= Manoj Jamsutkar =

Indian politician

Manoj Pandurang Jamsutkar (born 1969) is an Indian politician from Maharashtra. He is an MLA from Byculla Assembly constituency in Mumbai City district. He won the 2024 Maharashtra Legislative Assembly election representing the Shiv Sena (UBT).
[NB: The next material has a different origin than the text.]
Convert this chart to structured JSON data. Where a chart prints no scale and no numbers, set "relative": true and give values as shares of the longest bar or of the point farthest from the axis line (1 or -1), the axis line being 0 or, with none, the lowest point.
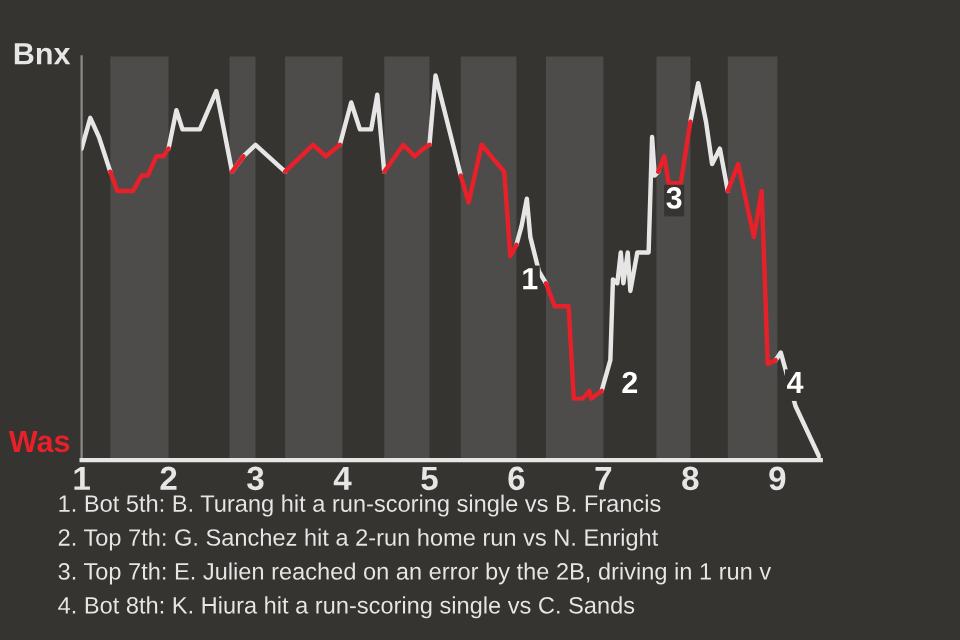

== Early life and education ==
Jamsutkar is from Byculla, Mumbai City district, Maharashtra. He is the son of Pandurang Jamsutkar. He studied Class 12 at Elphinstone Technical High School and Jounior College, Dhobitalao, Mumbai and passed the HSC examination in 1990. His wife Sonam served as a corporator.

== Career ==
Jamsutkar won from Byculla Assembly constituency representing Shiv Sena (UBT) in the 2024 Maharashtra Legislative Assembly election. He polled 80,133 votes and defeated his nearest rival and sitting MLA, Yamini Jadhav of the Shiv Sena, by a margin of 31,361 votes. Earlier, he contested unsuccessfully from Shivadi Assembly constituency on the Indian National Congress ticket in the 2014 Maharashtra Legislative Assembly election. In 2012, he switched over from Shiv Sena to Congress.